Searching for Metamorphosis
Truly a multidisciplinary artist, Jan Fabre is a playwright, a stage director, choreographer, designer and a sculptor. He also draws, paints and makes installations. Though he is primarily engaged with his Troubleyn/Jan Fabre theatre company he is, to a no small extent, known for his sculptures and drawings. It’s a very unique relationship between the two disciplines, Mr. Fabre investigates. In his drawings, sculpting techniques are of key interest, and in sculptures he seeks the freedom of a blank piece of paper and a drawing tool.
Among his acclaimed sculptures is Searching for Utopia – a bronze statue of a man riding a giant turtle, towards the sea. Presumably, Utopia is not close and/or quickly reachable, if at all-still, the man rides. Also an iconic piece, The man who measures the clouds – an homage to his late brother, a dreamer. We quote Mr. Fabre, from an interview on the subject: “It expresses the feeling of planning the impossible, which is actually what an artist does.”. A perpetual process art is, it is perhaps best described as striving.

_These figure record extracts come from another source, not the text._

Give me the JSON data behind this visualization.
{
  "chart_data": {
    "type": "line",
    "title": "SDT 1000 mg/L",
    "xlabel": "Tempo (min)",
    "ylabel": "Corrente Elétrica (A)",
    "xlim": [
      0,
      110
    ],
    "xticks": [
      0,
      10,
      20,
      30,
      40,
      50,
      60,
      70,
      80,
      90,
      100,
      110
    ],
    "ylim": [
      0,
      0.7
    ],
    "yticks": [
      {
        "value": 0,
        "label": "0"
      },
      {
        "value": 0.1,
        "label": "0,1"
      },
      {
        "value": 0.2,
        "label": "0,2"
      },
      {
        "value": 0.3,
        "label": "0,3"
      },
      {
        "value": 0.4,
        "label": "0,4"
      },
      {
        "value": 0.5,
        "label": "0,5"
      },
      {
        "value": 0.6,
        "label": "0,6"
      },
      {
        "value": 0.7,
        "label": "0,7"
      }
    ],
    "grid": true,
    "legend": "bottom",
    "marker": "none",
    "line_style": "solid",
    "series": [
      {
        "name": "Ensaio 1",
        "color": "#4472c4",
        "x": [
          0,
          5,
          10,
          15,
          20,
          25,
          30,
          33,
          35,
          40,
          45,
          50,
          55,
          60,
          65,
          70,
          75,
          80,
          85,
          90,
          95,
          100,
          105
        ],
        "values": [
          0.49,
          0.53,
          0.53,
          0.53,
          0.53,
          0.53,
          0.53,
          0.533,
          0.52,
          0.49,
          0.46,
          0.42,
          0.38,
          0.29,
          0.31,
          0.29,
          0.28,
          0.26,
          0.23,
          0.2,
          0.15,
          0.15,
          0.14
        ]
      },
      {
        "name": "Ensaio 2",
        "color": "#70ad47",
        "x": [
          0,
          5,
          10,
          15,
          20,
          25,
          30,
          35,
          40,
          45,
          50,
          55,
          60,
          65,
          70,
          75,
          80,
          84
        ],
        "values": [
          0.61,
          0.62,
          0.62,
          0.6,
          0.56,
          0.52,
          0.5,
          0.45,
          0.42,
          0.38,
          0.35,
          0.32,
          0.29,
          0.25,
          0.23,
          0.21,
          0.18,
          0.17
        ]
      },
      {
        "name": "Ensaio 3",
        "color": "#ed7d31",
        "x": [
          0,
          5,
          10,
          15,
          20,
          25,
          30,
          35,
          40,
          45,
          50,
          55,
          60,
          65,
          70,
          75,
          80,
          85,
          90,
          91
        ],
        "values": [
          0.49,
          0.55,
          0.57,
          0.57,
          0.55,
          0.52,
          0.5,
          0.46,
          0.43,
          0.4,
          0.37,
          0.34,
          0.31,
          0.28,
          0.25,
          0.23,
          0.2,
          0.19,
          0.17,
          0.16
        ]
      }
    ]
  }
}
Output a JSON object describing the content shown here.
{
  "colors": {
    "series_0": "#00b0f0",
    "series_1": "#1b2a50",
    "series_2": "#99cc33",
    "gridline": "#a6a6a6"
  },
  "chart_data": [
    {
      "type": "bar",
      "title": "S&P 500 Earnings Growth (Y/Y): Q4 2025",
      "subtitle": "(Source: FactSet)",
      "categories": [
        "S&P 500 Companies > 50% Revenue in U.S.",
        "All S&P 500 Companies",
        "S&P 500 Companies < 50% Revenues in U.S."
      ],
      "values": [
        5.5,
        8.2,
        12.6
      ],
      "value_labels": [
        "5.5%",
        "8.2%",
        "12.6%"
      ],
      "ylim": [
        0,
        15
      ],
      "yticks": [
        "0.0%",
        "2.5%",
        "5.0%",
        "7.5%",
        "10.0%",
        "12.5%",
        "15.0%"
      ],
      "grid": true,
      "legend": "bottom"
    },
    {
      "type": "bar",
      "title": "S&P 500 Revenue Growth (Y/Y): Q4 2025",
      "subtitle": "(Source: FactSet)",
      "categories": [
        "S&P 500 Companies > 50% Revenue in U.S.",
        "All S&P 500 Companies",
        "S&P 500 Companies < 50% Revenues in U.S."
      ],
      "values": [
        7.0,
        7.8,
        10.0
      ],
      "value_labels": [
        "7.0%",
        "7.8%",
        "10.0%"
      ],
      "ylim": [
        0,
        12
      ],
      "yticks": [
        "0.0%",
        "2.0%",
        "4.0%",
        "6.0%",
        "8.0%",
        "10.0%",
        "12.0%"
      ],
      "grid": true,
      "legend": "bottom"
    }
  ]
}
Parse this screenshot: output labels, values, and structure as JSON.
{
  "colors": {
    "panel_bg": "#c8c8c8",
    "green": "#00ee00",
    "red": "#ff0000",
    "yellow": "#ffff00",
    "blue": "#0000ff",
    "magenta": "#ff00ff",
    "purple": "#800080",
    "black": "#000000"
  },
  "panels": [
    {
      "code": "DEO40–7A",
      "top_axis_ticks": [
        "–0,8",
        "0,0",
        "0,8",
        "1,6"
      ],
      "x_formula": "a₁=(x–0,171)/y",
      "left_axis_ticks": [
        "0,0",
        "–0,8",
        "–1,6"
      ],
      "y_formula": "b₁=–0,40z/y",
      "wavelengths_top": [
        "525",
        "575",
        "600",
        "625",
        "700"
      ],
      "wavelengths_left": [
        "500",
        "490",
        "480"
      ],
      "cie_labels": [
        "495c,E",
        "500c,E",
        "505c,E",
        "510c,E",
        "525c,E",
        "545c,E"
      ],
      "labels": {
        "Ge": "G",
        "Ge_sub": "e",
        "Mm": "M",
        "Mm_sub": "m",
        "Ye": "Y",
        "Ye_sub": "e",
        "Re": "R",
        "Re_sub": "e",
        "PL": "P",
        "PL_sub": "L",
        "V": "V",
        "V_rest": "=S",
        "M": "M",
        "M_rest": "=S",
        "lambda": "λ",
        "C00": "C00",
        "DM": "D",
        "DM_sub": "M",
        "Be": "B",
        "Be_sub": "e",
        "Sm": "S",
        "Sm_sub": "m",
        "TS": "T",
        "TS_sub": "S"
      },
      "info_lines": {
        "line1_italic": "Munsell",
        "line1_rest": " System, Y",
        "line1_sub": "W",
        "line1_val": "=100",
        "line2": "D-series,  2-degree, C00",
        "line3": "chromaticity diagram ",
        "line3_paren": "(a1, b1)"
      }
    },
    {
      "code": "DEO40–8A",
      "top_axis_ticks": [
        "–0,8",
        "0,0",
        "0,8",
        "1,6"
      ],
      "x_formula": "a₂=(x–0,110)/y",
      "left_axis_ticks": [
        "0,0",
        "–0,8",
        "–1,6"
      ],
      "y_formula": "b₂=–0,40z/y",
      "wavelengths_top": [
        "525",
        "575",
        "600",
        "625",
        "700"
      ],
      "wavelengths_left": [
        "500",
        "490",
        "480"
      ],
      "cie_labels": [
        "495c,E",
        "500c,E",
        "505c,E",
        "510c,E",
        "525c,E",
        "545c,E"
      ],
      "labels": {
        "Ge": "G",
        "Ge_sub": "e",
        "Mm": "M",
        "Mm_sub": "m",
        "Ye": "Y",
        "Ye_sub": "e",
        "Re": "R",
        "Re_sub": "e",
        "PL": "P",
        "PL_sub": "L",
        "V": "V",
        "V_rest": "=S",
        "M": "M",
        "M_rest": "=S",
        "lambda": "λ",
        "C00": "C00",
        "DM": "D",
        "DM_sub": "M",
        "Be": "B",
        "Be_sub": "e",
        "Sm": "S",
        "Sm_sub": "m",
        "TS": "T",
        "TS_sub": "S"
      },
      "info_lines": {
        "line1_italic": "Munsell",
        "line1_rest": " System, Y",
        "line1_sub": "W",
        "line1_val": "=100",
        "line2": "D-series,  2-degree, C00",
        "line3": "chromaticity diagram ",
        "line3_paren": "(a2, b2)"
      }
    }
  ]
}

The installation in the photo below, as well as work in almost all others, is from Angel of Metamorphosis, an exhibition Mr. Fabre had in the Louvre, in 2008. We can see a man shoveling through a brain in search for ideas, or self-portraits of the artist in question, in form of a giant worm, or adorned with impressive horns – all portraying the process of metamorphosis. In free words, we would say Mr. Fabre is a firm believer in change. The power of art is to make one think, and he who thinks is bound to change. It’s the beauty in art that can imbue spectators with powerful impressions that change for good, and for the better. So, is an artist sculpting a statue, or the world itself?